Certains habitants de l’avenue Major Vangu au quartier Panzi dans la commune d’Ibanda s’insurgent contre le comportement de certaines organisations qui se disent de défense des droits humains.

A en croire plusieurs messages d’alerte parvenus à la rédaction de Radio Maendeleo, ces organisations qui regroupent certaines forces vives de cette partie de la ville de Bukavu commettent plusieurs actes de violation des droits humains.

Il s’agit notamment des arrestations arbitraires dans leurs bureaux qui ont été transformés en cachots, des tortures à l’encontre des habitants, l’établissement des amendes à l’encontre des personnes arrêtées et même la mise en place des administrations parallèles au quartier.

Selon des sources concordantes à l’Essence Major Vangu, ces organisations dont les membres se caractérisent par une violence exagérée se seraient même substitué à la police en recevant des plaintes rédigées par certains habitants contre les autres et parfois pour des faits non infractionnels.

Les mêmes sources indiquent que le dernier cas est l’arrestation, la semaine dernière, d’une femme qui a été détenue pendant plus de 5h puis torturé dans le cachot d’une de ces organisations avant d’être libéré après paiement d’une somme d’argent.

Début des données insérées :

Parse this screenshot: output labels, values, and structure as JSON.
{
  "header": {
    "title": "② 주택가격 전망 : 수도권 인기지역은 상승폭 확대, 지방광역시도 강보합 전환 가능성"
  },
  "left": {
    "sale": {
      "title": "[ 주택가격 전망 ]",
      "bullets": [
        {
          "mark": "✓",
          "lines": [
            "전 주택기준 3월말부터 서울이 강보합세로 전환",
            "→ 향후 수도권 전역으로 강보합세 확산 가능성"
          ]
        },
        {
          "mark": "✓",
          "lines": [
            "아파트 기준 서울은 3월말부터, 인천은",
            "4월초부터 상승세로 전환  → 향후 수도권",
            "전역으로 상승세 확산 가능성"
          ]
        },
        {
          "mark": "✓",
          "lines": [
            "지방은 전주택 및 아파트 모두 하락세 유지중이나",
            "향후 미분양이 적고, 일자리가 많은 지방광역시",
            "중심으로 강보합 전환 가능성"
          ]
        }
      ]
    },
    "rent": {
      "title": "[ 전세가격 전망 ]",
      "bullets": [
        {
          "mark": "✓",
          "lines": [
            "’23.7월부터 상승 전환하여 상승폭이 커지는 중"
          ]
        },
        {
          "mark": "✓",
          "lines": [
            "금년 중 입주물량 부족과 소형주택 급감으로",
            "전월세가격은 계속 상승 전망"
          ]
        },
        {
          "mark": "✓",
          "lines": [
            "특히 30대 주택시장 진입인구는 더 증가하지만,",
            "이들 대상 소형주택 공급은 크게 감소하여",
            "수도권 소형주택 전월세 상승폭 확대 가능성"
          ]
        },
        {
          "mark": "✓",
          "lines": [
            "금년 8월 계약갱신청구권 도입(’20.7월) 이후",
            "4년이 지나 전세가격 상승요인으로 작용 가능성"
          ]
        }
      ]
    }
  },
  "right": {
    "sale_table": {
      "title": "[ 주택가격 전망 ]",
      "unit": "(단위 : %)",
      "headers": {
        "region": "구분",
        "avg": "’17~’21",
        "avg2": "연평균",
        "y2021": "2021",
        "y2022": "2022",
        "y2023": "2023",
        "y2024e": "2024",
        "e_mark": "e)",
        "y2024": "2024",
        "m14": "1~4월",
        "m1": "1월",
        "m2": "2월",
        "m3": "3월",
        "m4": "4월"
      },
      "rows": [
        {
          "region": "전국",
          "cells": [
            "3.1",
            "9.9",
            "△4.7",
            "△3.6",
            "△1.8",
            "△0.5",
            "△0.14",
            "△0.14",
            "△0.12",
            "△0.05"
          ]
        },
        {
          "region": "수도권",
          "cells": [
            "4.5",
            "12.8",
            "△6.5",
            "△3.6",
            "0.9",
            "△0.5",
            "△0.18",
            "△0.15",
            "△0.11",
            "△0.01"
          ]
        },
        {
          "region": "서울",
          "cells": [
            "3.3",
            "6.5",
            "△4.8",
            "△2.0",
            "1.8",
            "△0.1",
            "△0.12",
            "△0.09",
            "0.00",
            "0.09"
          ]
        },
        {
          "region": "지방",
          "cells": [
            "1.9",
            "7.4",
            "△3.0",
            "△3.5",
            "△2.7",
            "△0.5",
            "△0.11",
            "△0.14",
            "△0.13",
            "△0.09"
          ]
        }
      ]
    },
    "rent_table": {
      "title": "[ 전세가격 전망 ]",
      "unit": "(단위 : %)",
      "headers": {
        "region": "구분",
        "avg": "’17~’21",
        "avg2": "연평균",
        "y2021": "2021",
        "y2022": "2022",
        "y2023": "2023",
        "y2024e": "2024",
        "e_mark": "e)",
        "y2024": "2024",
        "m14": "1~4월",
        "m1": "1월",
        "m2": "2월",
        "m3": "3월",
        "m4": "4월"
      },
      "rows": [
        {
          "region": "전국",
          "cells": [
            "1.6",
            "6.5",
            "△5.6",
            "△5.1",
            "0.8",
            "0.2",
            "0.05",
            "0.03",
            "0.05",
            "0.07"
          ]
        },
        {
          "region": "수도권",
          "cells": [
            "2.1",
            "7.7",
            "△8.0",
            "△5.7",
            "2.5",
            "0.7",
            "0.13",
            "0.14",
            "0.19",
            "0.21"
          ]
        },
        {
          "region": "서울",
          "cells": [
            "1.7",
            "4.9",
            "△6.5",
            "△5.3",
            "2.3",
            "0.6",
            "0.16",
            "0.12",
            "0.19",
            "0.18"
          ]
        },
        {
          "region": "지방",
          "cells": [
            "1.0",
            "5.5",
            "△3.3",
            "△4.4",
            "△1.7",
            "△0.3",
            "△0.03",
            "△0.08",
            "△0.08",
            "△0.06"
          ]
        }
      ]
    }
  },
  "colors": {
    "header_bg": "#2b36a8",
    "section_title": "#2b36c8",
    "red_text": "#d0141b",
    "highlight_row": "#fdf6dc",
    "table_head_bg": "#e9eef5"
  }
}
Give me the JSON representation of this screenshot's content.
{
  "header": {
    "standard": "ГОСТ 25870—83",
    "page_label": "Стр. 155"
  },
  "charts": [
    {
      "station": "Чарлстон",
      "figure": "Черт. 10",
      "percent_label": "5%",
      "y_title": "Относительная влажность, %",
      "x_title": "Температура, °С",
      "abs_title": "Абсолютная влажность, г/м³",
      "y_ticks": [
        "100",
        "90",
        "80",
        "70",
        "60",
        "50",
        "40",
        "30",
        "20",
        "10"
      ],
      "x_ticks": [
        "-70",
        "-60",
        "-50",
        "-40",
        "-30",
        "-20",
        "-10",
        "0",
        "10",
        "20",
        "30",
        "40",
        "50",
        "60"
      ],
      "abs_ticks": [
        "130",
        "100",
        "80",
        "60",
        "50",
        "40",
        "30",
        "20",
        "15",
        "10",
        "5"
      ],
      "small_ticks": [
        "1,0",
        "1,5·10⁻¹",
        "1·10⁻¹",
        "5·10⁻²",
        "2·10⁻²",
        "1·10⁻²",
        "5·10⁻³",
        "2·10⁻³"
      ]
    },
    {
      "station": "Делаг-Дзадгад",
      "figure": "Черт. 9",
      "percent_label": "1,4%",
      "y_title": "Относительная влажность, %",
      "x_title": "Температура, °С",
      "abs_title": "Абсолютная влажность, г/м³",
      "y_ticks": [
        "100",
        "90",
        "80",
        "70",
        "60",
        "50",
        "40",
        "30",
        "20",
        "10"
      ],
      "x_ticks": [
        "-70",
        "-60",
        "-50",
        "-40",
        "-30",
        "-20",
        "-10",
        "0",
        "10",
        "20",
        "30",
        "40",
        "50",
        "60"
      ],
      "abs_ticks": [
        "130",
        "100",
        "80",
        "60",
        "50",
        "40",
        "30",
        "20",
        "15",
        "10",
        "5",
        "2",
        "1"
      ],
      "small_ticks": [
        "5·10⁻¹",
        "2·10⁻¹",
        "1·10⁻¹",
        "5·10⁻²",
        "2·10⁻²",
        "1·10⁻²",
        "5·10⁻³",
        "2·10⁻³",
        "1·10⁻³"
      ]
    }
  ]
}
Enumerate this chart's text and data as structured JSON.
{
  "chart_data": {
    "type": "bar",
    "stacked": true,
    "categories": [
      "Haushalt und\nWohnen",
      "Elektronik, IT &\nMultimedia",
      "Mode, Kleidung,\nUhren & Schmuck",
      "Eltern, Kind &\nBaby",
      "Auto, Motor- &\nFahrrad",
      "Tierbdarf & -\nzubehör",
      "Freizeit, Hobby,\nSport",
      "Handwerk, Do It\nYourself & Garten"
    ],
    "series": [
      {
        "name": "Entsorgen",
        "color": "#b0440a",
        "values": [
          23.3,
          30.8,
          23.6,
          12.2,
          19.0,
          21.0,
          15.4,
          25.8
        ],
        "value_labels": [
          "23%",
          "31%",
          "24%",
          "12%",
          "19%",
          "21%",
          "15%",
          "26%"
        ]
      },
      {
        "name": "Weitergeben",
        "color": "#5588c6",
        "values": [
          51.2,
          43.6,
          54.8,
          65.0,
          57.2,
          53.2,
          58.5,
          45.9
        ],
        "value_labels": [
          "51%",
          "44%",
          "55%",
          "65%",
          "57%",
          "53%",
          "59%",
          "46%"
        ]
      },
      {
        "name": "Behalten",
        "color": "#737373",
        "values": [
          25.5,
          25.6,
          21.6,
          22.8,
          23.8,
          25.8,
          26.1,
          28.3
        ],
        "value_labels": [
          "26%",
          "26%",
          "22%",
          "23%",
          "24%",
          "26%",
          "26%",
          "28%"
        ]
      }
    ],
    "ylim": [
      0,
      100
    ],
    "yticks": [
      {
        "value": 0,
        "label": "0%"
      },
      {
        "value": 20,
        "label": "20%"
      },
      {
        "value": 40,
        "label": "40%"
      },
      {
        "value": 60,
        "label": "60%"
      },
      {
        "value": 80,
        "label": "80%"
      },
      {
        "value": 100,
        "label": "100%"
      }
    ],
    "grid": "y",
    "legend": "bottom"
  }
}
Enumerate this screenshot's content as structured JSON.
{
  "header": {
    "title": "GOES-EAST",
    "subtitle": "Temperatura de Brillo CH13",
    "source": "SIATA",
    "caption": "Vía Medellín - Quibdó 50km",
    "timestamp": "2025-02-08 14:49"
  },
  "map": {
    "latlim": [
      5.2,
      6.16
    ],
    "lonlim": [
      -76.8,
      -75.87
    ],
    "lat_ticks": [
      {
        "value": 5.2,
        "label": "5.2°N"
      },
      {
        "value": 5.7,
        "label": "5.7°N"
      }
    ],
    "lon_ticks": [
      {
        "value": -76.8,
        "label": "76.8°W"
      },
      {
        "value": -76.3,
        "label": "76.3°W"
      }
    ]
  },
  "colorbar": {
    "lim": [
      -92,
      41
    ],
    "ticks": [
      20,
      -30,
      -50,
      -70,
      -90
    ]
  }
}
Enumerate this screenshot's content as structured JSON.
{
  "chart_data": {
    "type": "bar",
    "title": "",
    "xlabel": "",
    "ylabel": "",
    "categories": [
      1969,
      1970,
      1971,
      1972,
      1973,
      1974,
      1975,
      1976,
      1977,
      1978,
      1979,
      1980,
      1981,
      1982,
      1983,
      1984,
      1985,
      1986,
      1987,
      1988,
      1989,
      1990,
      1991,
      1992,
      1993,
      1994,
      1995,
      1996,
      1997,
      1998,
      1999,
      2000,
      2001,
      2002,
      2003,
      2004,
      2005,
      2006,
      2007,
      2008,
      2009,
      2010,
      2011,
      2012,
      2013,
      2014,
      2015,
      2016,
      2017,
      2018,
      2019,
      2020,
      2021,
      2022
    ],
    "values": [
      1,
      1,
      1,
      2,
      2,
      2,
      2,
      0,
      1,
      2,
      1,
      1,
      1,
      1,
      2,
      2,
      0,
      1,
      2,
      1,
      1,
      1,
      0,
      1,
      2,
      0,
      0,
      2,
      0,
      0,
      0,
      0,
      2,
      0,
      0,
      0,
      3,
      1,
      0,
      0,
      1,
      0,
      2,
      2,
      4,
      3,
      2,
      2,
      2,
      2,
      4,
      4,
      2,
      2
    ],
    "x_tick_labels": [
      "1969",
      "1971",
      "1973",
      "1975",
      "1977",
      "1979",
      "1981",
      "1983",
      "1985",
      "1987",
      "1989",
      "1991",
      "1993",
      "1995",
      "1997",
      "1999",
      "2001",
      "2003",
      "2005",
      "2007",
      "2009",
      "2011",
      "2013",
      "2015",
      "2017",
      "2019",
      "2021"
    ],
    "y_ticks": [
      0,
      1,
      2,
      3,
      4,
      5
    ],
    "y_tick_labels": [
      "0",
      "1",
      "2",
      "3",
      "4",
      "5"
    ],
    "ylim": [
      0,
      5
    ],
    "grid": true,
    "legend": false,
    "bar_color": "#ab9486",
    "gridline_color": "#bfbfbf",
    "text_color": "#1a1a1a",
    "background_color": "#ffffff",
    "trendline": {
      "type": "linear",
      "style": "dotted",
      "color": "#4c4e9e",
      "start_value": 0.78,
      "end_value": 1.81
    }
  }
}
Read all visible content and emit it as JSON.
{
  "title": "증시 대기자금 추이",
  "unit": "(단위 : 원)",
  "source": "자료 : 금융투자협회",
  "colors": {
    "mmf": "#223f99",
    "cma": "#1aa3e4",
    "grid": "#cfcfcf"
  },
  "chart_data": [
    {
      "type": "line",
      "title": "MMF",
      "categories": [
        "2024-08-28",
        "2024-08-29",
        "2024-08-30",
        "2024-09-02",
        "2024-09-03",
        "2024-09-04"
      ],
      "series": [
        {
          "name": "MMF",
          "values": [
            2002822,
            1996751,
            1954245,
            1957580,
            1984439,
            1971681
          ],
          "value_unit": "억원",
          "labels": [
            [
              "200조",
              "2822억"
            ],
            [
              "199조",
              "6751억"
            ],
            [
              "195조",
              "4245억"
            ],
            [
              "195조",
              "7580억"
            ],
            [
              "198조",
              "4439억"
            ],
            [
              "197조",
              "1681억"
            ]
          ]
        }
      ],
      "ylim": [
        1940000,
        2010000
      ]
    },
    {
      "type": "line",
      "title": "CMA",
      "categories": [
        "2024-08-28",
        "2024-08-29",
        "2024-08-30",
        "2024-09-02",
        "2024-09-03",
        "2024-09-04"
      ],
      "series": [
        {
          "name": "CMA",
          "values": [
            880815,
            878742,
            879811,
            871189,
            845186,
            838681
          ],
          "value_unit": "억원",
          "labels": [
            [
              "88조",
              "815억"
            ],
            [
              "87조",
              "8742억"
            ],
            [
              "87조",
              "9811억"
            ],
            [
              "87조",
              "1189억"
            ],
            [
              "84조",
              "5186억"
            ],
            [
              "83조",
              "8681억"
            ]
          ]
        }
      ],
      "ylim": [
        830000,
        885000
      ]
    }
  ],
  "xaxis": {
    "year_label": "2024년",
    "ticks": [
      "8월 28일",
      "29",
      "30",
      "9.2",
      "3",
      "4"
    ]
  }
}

D’autres acteurs de la société civile affirment que dans cette partie de la ville de Bukavu, la Police, les militaires et même les cadres de base ont perdu toute autorité sur l’entité et désormais tous les dossiers sont référés à ces organisations.

Plusieurs observateurs s’interrogent sur la persistance de telles pratiques dans un Etat démocratique où seules les personnes et institutions revêtues de la qualité disposent  de la compétence pour arrêter et dire le droit.

Ils estiment que le Procureur Général près la Cour d’Appel de Bukavu devrait effectuer des enquêtes puis se rendre sur terrain dans l’objectif de démanteler tous ces réseaux et redonner aux services habilités la possibilité de bien travailler.

Dans le même sens, nombreux estiment que le commandant de la Police Nationale Congolaise et les responsables des services de renseignements devraient prendre de dispositions afin de mettre au clair cette affaire et établir les responsabilités.